CUDA maximum size of matrices on a 3GB RAM GPU


I am trying to run some program on Tesla M2050/2070 accelerators . My problem involves doing
inplace cufft calls for many times. During my code I allocate 1
pointer cufftHandle, 4 matrices double and 2 matrices
cufftDoubleComplex of size “totsize”. When I try to run my program it
crashes when the variable totsize is over 884736. The gpu on the
cluster have either 3 or 6 GB RAM, but the size of my matrices
combined is way below that is between 50 MB and 500 MB + the size
cufftHandel pointer. The maximum size I could for the 3D case of my problem was 96x96x96 which takes about 20 MB. This is extremely small I need at least 512x512x512 to make worth to buy a own Tesla card for our research.

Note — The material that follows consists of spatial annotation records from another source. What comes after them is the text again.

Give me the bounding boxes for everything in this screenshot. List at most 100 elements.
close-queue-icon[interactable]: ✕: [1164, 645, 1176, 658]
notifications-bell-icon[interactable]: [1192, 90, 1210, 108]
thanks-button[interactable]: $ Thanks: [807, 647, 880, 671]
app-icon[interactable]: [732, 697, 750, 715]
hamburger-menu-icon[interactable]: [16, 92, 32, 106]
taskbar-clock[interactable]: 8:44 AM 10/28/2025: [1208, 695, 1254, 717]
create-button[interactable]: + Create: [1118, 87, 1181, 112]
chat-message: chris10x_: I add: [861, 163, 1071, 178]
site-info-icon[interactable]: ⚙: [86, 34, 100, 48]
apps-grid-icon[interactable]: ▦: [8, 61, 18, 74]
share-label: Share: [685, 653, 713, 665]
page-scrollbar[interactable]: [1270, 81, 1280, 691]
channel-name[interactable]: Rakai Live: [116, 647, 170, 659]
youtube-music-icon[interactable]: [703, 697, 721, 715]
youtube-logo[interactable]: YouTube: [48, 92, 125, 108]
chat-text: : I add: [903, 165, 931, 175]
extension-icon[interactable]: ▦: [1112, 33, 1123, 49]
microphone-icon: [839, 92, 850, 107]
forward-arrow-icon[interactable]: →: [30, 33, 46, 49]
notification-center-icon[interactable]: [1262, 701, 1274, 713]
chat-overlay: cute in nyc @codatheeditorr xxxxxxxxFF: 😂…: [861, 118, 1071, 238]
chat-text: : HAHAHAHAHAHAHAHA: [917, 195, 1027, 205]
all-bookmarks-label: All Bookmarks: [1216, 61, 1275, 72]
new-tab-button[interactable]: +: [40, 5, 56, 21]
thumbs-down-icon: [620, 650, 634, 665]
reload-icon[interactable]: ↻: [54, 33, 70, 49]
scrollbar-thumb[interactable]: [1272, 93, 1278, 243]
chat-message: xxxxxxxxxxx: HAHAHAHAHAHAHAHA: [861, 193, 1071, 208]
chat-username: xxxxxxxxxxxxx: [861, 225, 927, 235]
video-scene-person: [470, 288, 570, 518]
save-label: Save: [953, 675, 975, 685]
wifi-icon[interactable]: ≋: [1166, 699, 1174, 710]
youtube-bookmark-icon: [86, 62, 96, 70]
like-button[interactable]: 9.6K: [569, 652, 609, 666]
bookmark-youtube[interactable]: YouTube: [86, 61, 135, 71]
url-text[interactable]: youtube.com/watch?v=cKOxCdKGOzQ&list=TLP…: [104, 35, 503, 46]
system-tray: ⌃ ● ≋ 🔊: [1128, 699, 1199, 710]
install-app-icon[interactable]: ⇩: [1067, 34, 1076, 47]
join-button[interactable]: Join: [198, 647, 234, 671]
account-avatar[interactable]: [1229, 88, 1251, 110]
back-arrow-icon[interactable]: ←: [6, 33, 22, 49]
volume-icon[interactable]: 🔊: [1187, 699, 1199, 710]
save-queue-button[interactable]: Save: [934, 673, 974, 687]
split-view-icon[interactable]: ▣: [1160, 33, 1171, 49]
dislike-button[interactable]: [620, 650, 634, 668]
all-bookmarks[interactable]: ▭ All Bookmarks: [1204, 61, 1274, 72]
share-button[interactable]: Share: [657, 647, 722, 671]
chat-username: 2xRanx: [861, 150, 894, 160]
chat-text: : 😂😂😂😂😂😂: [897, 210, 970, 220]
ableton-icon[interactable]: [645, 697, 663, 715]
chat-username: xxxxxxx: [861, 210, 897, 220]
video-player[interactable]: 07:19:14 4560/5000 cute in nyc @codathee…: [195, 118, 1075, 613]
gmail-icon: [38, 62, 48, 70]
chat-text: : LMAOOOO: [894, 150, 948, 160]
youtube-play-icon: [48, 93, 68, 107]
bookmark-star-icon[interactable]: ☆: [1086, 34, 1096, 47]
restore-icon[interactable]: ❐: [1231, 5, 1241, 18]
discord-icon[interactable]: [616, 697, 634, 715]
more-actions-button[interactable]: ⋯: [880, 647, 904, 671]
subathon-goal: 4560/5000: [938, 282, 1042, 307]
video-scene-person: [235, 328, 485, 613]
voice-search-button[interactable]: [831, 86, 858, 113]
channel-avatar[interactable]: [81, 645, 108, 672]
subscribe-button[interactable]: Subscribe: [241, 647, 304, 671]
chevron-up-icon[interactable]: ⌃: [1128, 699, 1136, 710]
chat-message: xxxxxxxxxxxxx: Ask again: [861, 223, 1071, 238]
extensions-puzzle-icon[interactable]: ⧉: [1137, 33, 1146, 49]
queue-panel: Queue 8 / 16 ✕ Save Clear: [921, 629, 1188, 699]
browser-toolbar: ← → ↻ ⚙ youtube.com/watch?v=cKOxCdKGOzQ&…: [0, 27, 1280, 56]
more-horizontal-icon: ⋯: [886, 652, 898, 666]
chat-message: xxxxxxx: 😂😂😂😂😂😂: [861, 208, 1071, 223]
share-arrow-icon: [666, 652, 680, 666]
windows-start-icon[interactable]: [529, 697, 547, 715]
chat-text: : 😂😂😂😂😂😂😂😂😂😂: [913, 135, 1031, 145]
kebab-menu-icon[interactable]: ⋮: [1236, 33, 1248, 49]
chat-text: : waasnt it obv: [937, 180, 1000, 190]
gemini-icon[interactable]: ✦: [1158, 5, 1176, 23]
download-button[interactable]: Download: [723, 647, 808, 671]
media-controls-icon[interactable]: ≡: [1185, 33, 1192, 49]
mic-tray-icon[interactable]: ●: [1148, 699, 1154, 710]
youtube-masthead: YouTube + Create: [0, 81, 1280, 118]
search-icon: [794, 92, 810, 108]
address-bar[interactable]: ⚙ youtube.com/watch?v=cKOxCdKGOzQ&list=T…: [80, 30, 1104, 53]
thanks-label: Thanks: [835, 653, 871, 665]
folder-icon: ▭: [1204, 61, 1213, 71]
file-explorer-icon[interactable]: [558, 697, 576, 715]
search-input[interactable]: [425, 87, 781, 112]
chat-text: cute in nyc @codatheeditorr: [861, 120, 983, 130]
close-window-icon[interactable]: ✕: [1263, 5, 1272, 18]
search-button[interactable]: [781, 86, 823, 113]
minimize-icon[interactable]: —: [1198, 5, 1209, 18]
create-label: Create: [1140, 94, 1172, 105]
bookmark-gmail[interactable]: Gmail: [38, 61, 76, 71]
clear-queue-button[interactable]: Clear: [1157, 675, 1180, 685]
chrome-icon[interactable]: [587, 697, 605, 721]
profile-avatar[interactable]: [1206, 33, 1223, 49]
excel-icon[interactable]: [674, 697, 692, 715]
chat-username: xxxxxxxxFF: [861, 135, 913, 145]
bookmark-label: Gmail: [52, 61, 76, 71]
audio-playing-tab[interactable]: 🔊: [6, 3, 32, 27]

Is this normal to happen when the cufft library is used or is it some problem with the ncc and the linux enviroment?

Late Edit: I had other errors in the code. The 2D size for my problem is up to 7000x7000 while for 3D is 384x384x384 for the 3GB RAM GPU.

Perhaps you have already solved your problem, but I have just some thoughts.

If your 2D problem size is 7000x7000, then you are allocating 7000700064(double)*8(4 double + 2 double complex)/8 bytes = 3.136 GB.
If your 3D problem size is 384x384x384, then you are allocating 3.624 GB.
In both the cases it seems you are trying to allocate more space than available on your cards.

Nevertheless, the cuFFT library User’s guide, see, says, with reference to the cufftEstimate2d() function, that

During plan execution, CUFFT requires a work area for temporary storage of
intermediate results. This call returns an estimate for the size of the work area required,
given the specified parameters, and assuming default plan settings.

Furthermore, with reference to the cufftGetSize2d() function, the guide says that

This call gives a more accurate estimate of the work area size required for a plan than
cufftEstimate2d(), given the specified parameters, and taking into account any plan
settings that may have been made.

Those two functions can allow to have an idea of the extra memory required by the cuFFT to store intermediate results.